The Tin Whistle: A Rare and Serious Cause of Penetrating Oropharyngeal Trauma in Children
Impalement injuries of the oral cavity are common in children and the potential for serious complications including internal carotid artery thrombosis can be unnoticed. We present a patient who sustained a penetrating injury in which a “tin whistle” caused herniation of the parotid gland which was not detected on clinical examination. We discuss the challenging clinical examination, the role of investigations, and consequences of these injuries aiming at increasing awareness and optimizing patient management.
Penetrating injuries of the oropharynx and palate are common in children under the age of six . These impalement injuries are especially common amongst toddlers, given their proclivity for mechanical falls while carrying objects in their mouths.
Although the majority of these injuries do not have significant or lasting sequelae, some can have detrimental complications such as involvement of the internal carotid artery with subsequent neurological deficits . Ultimately they can be life-threatening injuries.
Consequently, careful assessment of the patient after the incident is advised. In addition to thorough in-hospital assessment, postdischarge care compromising of parental observation is a key measure to ensure early detection of delayed complications.
2. Case History
We present the case of a 20-month-old girl who was referred for review following mechanical fall with a traumatic intraoral laceration.
She had been playing the previous day with her elder sibling with a “tin whistle” in her mouth. She tripped and fell onto her brother sustaining a laceration to her right buccal mucosa. Examination in the emergency department demonstrated a large flap-like laceration involving the buccal mucosa, but it was limited due to pediatric distress and resistance to mouth opening. There were no other associated injuries reported.
Examination under general anaesthesia revealed a 3 × 2 cm soft tissue pedunculated mass arising from the wall of her right buccal mucosa and lateral pterygoid region (Figure 1). It was vascularized with necrotic edges. Its anatomic position near the upper second molar tooth made it clinically consistent with parotid tissue. However, the absence of any significant laceration to the mucosa raised a differential diagnosis of an abnormal growth such as a lymphoma or sarcoma.
Examination revealed the parotid gland and the associated buccal fat pad having herniated through a discrete 1 cm laceration in the wall of the mucosa (Figure 2). The gland and fat pad were atraumatically reduced, the wound edges were sharply and minimally debrided, and the wound was repaired with vicryl rapide sutures (Figure 3).
Postoperatively she was discharged the same day, on a seven-day course of oral antibiotics and her parents were advised regarding the importance of good oral hygiene. She was reviewed in the outpatients six weeks later where her wound had healed without complication.
Children frequently fall with objects in their mouths and injure their oropharynx. These can pose a significant diagnostic challenge to physicians because it is difficult to assess them accurately whilst awake. The majority of these injuries will also tend to typically resolve spontaneously with conservative management without complications [3–6].
The approach to blunt oropharyngeal trauma relies on accurate assessment of the wound, use of diagnostic tools as appropriate to the mechanism and history, such as radiology, and/or surgery in specific patients.
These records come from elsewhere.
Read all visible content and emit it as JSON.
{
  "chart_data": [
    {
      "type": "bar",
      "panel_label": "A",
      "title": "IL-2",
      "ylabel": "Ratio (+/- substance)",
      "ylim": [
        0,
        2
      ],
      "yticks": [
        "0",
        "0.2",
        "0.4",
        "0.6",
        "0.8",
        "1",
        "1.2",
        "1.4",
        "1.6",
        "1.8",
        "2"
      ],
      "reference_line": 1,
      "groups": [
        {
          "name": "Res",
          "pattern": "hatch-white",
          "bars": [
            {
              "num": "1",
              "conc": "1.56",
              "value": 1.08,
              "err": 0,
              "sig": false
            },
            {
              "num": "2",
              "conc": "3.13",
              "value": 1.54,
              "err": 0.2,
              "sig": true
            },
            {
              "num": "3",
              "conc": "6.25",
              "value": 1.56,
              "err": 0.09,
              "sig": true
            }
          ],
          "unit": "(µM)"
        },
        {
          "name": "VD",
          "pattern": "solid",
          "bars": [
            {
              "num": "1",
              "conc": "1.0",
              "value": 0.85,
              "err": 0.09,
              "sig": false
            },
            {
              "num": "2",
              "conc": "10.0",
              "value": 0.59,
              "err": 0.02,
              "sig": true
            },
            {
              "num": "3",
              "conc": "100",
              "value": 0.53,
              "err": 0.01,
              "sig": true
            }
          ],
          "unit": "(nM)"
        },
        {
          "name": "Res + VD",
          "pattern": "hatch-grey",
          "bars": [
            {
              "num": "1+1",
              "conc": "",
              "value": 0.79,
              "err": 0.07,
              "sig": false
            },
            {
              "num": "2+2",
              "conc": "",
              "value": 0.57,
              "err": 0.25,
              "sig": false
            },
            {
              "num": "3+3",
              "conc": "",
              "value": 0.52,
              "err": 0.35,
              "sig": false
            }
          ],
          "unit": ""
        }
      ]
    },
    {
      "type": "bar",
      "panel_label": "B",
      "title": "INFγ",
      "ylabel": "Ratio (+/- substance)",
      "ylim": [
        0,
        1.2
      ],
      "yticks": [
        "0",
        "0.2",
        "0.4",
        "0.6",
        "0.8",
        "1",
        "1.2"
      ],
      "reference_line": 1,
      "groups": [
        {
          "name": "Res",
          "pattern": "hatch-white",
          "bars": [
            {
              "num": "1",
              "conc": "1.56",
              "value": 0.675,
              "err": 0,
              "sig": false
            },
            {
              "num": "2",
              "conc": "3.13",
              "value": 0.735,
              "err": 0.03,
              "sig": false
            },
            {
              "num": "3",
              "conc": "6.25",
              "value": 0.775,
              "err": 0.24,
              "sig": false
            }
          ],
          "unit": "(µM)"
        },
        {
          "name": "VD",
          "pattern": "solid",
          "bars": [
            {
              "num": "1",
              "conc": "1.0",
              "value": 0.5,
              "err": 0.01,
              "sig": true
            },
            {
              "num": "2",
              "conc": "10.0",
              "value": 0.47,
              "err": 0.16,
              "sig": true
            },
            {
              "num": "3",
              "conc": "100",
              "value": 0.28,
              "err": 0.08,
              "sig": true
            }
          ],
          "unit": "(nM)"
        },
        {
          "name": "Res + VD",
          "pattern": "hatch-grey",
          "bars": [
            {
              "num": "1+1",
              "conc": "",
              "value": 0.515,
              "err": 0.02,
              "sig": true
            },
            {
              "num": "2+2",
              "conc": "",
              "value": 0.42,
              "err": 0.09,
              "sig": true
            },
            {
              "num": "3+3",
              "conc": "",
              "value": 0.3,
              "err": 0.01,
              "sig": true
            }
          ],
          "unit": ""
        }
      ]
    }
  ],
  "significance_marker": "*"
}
In our case, accurate clinical examination while the patient was awake was not possible as, unsurprisingly, the toddler was not cooperative. Ultimately we required an examination under anaesthesia (EUA) to formally assess her injury. There were no concerns regarding lodgment of a foreign body, as the flute was found to be intact after injury and thus plain films were not indicated or required.
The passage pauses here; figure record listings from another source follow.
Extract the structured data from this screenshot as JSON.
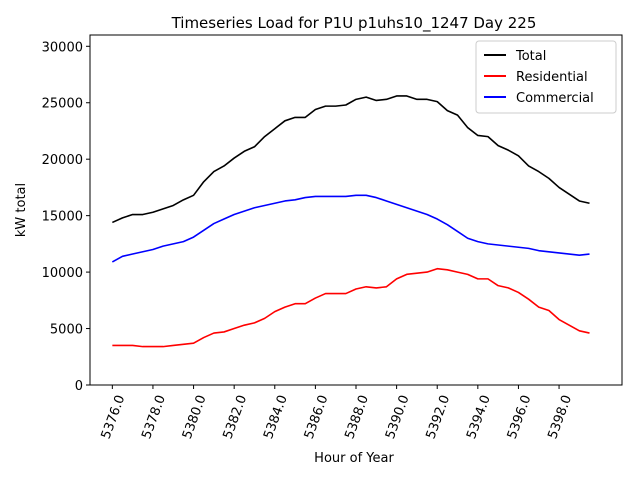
{
  "chart_data": {
    "type": "line",
    "title": "Timeseries Load for P1U p1uhs10_1247  Day 225",
    "xlabel": "Hour of Year",
    "ylabel": "kW total",
    "xlim": [
      5374.9,
      5401.1
    ],
    "ylim": [
      0,
      31000
    ],
    "xticks": [
      5376,
      5378,
      5380,
      5382,
      5384,
      5386,
      5388,
      5390,
      5392,
      5394,
      5396,
      5398
    ],
    "xtick_labels": [
      "5376.0",
      "5378.0",
      "5380.0",
      "5382.0",
      "5384.0",
      "5386.0",
      "5388.0",
      "5390.0",
      "5392.0",
      "5394.0",
      "5396.0",
      "5398.0"
    ],
    "yticks": [
      0,
      5000,
      10000,
      15000,
      20000,
      25000,
      30000
    ],
    "ytick_labels": [
      "0",
      "5000",
      "10000",
      "15000",
      "20000",
      "25000",
      "30000"
    ],
    "grid": false,
    "legend_position": "top-right",
    "x": [
      5376,
      5376.5,
      5377,
      5377.5,
      5378,
      5378.5,
      5379,
      5379.5,
      5380,
      5380.5,
      5381,
      5381.5,
      5382,
      5382.5,
      5383,
      5383.5,
      5384,
      5384.5,
      5385,
      5385.5,
      5386,
      5386.5,
      5387,
      5387.5,
      5388,
      5388.5,
      5389,
      5389.5,
      5390,
      5390.5,
      5391,
      5391.5,
      5392,
      5392.5,
      5393,
      5393.5,
      5394,
      5394.5,
      5395,
      5395.5,
      5396,
      5396.5,
      5397,
      5397.5,
      5398,
      5398.5,
      5399,
      5399.5
    ],
    "series": [
      {
        "name": "Total",
        "color": "#000000",
        "values": [
          14400,
          14800,
          15100,
          15100,
          15300,
          15600,
          15900,
          16400,
          16800,
          18000,
          18900,
          19400,
          20100,
          20700,
          21100,
          22000,
          22700,
          23400,
          23700,
          23700,
          24400,
          24700,
          24700,
          24800,
          25300,
          25500,
          25200,
          25300,
          25600,
          25600,
          25300,
          25300,
          25100,
          24300,
          23900,
          22800,
          22100,
          22000,
          21200,
          20800,
          20300,
          19400,
          18900,
          18300,
          17500,
          16900,
          16300,
          16100
        ]
      },
      {
        "name": "Residential",
        "color": "#ff0000",
        "values": [
          3500,
          3500,
          3500,
          3400,
          3400,
          3400,
          3500,
          3600,
          3700,
          4200,
          4600,
          4700,
          5000,
          5300,
          5500,
          5900,
          6500,
          6900,
          7200,
          7200,
          7700,
          8100,
          8100,
          8100,
          8500,
          8700,
          8600,
          8700,
          9400,
          9800,
          9900,
          10000,
          10300,
          10200,
          10000,
          9800,
          9400,
          9400,
          8800,
          8600,
          8200,
          7600,
          6900,
          6600,
          5800,
          5300,
          4800,
          4600
        ]
      },
      {
        "name": "Commercial",
        "color": "#0000ff",
        "values": [
          10900,
          11400,
          11600,
          11800,
          12000,
          12300,
          12500,
          12700,
          13100,
          13700,
          14300,
          14700,
          15100,
          15400,
          15700,
          15900,
          16100,
          16300,
          16400,
          16600,
          16700,
          16700,
          16700,
          16700,
          16800,
          16800,
          16600,
          16300,
          16000,
          15700,
          15400,
          15100,
          14700,
          14200,
          13600,
          13000,
          12700,
          12500,
          12400,
          12300,
          12200,
          12100,
          11900,
          11800,
          11700,
          11600,
          11500,
          11600
        ]
      }
    ]
  }
}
Injuries to the oropharynx account for approximately one percent of all pediatric traumas . Commonly reported penetrating objects include toothbrushes, pencils, lollipops, eating utensils, and drinking straws [3, 14].
However to date there has not been a reported case caused by a “tin whistle.” Herniation of the parotid gland has also not been described as a consequence of these injuries. The parotid gland contains several important structures which include the facial nerve, retromandibular vein, external carotid artery, superficial temporal artery, and branches of the great auricular nerve all of which may have been potentially injured causing significant morbidity. In addition to this, there is the accompanying risk of infection causing parotitis.
Children under the age of six especially toddlers should always be supervised and not be allowed to walk or run with any object in their mouths. Impalement injuries to the oropharynx need to be considered as potentially serious and the foreign body should be removed from the wound only in a controlled environment with careful assessment of any deficit resulting from the trauma. Postinjury monitoring is required even if injury seems to be trivial as complications, especially, neurovascular, may not be clinically apparent immediately.
Tin whistle: Simple six-holed flute metal flute.
Conflict of Interests
The authors declare that there is no conflict of interests regarding the publication of this paper.
The authors thank Dr. S. Gallagher for providing the intraoperative images.